The IRS argued that this was merely a “scrivener’s error” and argues that the parties unawareness of these errors constitute a “mutual mistake.” That is, the actual intent of the parties when the documents were signed was to extend the statute on years under examination and that the taxpayers did not reasonably believe that they were really extending the literal periods noted on the Form 872.
The Tax Court, while noting that generally the IRS must bear the consequences of any defects in a document it prepares which it plans to use to establish an extension of the statute, nevertheless if there can be shown that the real agreement is different from what the document reflects the Court may reform the document to conform to that intent.

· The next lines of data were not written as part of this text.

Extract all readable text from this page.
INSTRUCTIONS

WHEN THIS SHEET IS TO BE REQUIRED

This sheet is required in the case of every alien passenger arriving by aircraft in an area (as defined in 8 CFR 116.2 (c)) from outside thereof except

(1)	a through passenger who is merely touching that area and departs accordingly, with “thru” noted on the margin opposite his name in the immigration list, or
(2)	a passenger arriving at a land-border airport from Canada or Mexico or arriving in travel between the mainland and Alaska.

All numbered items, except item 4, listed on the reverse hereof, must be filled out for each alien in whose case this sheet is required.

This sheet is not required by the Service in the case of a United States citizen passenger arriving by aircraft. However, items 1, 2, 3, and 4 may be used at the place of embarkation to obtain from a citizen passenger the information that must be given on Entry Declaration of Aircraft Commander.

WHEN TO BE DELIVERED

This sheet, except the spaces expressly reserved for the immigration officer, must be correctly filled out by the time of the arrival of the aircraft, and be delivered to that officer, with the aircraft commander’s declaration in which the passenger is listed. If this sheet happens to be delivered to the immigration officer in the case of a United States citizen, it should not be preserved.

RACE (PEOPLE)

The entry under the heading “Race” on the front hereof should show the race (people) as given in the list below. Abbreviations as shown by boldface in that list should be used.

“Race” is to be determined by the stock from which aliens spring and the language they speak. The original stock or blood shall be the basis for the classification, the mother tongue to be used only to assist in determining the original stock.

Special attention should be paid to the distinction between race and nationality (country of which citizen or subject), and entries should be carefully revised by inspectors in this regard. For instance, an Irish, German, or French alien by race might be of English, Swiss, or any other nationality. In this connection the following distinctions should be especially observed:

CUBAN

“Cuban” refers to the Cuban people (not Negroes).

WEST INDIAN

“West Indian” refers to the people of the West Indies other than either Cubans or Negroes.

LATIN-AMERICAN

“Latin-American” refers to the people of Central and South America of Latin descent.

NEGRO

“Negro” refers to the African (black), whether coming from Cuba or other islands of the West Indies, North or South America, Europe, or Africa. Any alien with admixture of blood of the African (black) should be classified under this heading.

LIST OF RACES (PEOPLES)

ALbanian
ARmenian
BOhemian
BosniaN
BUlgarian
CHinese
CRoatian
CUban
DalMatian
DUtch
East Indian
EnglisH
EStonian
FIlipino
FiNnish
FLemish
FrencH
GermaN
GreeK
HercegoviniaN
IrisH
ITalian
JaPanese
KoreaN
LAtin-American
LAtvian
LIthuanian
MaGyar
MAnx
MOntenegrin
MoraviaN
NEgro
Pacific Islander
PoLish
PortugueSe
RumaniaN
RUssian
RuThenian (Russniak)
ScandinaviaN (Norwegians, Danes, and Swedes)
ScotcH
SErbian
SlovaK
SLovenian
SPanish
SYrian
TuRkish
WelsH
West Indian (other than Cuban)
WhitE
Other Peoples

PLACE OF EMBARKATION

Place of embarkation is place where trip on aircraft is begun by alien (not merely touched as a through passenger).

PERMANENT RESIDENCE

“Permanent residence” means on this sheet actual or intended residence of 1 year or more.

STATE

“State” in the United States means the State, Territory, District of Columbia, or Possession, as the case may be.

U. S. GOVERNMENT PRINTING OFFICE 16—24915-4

The Court found that evidence suggested strongly that the parties’ intent was to extend the years under exam. The Court noted that the taxpayer’s representative who signed the Form 872:
… as a tax lawyer and a C.P.A., is presumed to be knowledgeable about Federal income tax law and procedure in general. Likewise, with his education and experience--and in the context of the communications between the parties--Bastian would, or should, have known that the years sought to be extended would be the ones nearing the expiration of their period of limitation. Lastly, the parties did not intend to extend the period of limitation for petitioners' tax years ending in 2012. Not only were the 2012 tax years still open at the time the initial Forms 872 were signed in 2011, but the forms referred to tax years with ending dates that did not match petitioners’. See Atkinson v. Commissioner, T.C. Memo. 1990-37, 58 T.C.M. (CCH) 1257, 1260 (1990) (stating under similar circumstances that where “the period for assessment of tax had not begun, it makes no sense that the parties would seek to extend it”).
Thus, the Court did not find it plausible that he believed he was actually extending the statute for the periods that were shown on the Form 872. Rather, his representation for the years under exam, conversations with the IRS and understanding of the normal course of exams makes it clear he understood the intent of the IRS was to extend the period under exam, not the nonexistent periods mentioned in the Forms 872.
Thus, the Court found, the statute had been extended when the first set of Forms 872 were signed.
As a general rule, if there is an error of this sort that the taxpayer either was aware of or should have reasonably been aware of, the taxpayer (or, in this case, the taxpayer’s representative) cannot ignore the error, execute the document and then, when it is too late for the IRS to correct the drafting, attempt to use that error against the IRS.